Five of the suspects were sworn officers at the time.

Nineteen people have been charged in the ring, led by then-Los Angeles police Officer Ruben Palomares, prosecutors said Thursday in announcing the results of a four-year investigation.

Palomares and his associates are accused of targeting locations where people were suspected of selling drugs, then gaining access by saying they were conducting a legitimate police search before stealing valuables, prosecutors said.

"While this story sounds like a script from 'The Shield' or 'Training Day,' it actually happened here in L.A.," said Assistant U.S. Attorney Thomas O'Brien.

A federal grand jury on Tuesday indicted six people, and those arrested were a former sheriff's deputy now on leave from the state Department of Corrections and two fired officers from the Los Angeles and Long Beach police departments. Three people who were indicted are still being sought.

The defendants face multiple counts of conspiracy to possess narcotics with the intent to distribute, deprivation of rights under color of law and using a firearm during a drug trafficking crime and a crime of violence.

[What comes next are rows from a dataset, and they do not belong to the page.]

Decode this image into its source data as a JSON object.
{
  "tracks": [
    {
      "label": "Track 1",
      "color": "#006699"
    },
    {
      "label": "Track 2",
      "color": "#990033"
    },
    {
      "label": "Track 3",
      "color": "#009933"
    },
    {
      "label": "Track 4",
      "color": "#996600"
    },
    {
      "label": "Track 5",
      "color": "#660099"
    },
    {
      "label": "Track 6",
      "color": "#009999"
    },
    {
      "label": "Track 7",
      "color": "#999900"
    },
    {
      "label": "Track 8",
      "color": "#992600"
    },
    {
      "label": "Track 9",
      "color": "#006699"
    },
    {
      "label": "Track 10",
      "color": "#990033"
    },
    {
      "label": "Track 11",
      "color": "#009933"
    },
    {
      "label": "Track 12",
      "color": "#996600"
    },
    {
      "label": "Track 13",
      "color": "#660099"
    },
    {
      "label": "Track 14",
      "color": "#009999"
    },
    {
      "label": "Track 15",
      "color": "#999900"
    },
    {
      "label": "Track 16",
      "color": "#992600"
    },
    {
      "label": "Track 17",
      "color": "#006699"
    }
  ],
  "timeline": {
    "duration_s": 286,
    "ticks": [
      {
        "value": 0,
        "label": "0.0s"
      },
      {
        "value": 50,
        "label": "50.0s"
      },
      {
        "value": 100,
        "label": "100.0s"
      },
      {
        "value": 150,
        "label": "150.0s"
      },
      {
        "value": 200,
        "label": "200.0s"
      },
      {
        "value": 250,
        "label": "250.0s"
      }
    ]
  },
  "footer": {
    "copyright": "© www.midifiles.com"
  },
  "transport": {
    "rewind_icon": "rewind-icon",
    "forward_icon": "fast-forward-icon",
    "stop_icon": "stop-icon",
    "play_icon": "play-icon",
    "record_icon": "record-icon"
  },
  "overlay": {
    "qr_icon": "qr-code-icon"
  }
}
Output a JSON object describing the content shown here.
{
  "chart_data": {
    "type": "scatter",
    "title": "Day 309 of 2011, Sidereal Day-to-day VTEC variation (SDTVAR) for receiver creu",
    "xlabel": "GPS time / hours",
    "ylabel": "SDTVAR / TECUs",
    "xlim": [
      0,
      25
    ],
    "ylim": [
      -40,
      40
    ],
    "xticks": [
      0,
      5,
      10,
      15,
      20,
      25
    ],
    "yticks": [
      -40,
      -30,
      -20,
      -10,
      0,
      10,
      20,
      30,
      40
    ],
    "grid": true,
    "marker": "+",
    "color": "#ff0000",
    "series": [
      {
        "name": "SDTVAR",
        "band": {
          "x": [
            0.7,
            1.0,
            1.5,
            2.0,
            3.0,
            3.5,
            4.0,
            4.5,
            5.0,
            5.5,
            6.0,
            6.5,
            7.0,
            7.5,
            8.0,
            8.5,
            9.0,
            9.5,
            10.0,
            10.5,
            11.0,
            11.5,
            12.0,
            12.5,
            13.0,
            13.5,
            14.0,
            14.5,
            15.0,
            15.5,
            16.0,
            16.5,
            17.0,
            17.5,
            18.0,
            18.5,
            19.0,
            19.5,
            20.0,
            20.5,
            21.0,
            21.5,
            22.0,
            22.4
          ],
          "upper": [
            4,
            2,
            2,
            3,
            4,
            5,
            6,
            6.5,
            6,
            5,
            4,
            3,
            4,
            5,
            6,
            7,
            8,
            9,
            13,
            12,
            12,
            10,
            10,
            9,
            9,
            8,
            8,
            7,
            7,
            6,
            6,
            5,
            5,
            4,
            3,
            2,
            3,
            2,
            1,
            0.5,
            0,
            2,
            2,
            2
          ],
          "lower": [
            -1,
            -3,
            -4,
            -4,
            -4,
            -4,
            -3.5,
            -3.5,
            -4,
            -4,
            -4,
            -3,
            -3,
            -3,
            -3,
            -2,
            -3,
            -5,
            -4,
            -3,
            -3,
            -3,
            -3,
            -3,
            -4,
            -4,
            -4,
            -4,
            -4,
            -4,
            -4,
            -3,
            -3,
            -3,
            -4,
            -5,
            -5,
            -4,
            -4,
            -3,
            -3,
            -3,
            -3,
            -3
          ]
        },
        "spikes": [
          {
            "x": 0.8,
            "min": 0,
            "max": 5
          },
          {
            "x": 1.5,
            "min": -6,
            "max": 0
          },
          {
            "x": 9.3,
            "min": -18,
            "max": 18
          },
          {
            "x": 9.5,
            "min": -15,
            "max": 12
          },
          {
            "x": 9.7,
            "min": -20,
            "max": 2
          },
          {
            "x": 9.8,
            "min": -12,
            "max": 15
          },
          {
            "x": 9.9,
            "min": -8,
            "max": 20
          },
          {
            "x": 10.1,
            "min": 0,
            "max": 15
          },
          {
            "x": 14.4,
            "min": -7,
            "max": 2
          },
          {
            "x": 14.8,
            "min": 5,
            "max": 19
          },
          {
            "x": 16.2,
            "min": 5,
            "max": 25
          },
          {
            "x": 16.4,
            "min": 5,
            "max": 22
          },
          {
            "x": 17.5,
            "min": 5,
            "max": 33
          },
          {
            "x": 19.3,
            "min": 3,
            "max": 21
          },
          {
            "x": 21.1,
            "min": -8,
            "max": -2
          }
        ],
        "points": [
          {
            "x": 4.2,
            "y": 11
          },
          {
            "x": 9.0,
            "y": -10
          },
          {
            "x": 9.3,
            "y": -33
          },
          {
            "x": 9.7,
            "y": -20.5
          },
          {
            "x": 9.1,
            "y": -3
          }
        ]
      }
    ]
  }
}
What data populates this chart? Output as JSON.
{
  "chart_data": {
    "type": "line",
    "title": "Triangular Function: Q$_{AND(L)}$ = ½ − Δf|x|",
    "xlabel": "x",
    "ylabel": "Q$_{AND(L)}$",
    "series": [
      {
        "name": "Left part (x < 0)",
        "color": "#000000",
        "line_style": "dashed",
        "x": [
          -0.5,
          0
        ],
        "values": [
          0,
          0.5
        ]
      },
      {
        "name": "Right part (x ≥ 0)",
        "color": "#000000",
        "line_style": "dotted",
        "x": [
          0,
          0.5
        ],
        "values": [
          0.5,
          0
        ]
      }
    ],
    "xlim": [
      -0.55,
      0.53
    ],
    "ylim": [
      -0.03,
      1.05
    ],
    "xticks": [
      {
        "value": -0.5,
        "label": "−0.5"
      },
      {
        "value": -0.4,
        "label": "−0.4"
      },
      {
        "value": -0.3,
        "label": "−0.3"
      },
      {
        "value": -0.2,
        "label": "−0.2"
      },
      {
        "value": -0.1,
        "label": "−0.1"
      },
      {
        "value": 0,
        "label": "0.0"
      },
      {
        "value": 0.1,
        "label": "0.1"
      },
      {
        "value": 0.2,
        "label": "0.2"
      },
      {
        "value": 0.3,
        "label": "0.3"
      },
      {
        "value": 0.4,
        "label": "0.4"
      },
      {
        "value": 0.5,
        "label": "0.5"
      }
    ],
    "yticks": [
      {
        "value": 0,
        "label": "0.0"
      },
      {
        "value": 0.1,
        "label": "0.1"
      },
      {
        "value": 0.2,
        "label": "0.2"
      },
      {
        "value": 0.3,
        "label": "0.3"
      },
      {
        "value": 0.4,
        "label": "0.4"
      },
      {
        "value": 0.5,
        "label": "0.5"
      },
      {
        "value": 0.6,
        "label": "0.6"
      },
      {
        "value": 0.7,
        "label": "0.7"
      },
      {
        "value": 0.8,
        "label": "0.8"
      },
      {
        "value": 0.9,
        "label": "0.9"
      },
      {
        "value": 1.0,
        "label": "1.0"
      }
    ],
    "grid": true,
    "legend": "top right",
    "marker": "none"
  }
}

Thirteen people charged earlier include Palomares, 36; two of Palomares' cousins; and Jesse Moya, 29, a former LAPD officer who agreed to plead guilty to a conspiracy charge in 2004.

Palomares and Moya "are traitors to the badge that the men and women of this department so proudly wear, traitors to their fellow officers, but most importantly, traitors to the public trust," Los Angeles police Chief William Bratton said.

Authorities contend that Palomares supplied the group with uniforms, radios and even badges to carry out the raids. In some cases, members drove to targeted drug houses in official LAPD cars. Victims were allegedly restrained, threatened and sometimes beaten while the group scoured the houses for drugs, weapons and money.

Stolen property included 600 pounds of marijuana, TVs, jewelry, money and rifles from Los Angeles County sites, prosecutors said.

Palomares already is serving 15 years in prison for drug trafficking and weapons crimes dating from 2001.

"He has accepted full responsibility for his roles in these misdeeds," said Palomares' attorney Winston Kevin McKesson.


----------